Note: Accurately and continuously measuring all the cells in a long string of high-voltage batteries that are tightly coupled together is no easy task. Measurements need to be immune to high electrical noise from inverters, actuators, switches, relays, etc. Due to the high voltage of the battery pack, the electronics themselves also require electrical isolation. Finally, electronic components need to operate for years under the influence of factors such as wear, climatic conditions, vehicle age and mileage.

 

The heart of the battery management system

 

As a leading provider of integrated circuits (ICs) and solutions, Analog Devices’ battery management products focus on several key areas: single cell measurement (battery monitor), overall pack measurement (battery monitor), interconnect The device’s communication network (either by wire or wireless), and the software that controls those devices. The goal of these electronics is to safely charge all cells to the highest possible capacity, ensuring that the entire battery pack receives the maximum amount of energy that can be stored, maximizing the vehicle’s range.
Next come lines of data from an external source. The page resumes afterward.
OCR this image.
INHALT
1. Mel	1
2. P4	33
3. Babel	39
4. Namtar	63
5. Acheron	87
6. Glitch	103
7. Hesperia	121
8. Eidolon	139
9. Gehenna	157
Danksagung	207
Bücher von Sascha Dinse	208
Arguably the most critical device is the high voltage battery monitor IC. Battery monitor ICs measure the voltage and temperature of cells connected in series, typically 12 cells per monitor. Battery voltage and temperature are key parameters; measurement accuracy and synchronization are key characteristics.

Combining these parameters, the battery management system can operate the battery within the maximum safe operating range without stressing the battery. Therefore, the performance of these battery monitors is critical for battery management systems to fully optimize vehicle range, cost, weight, and reliability. Measurement errors can lead to inefficiencies in battery management, and ADI’s battery management system products provide accurate measurement capabilities.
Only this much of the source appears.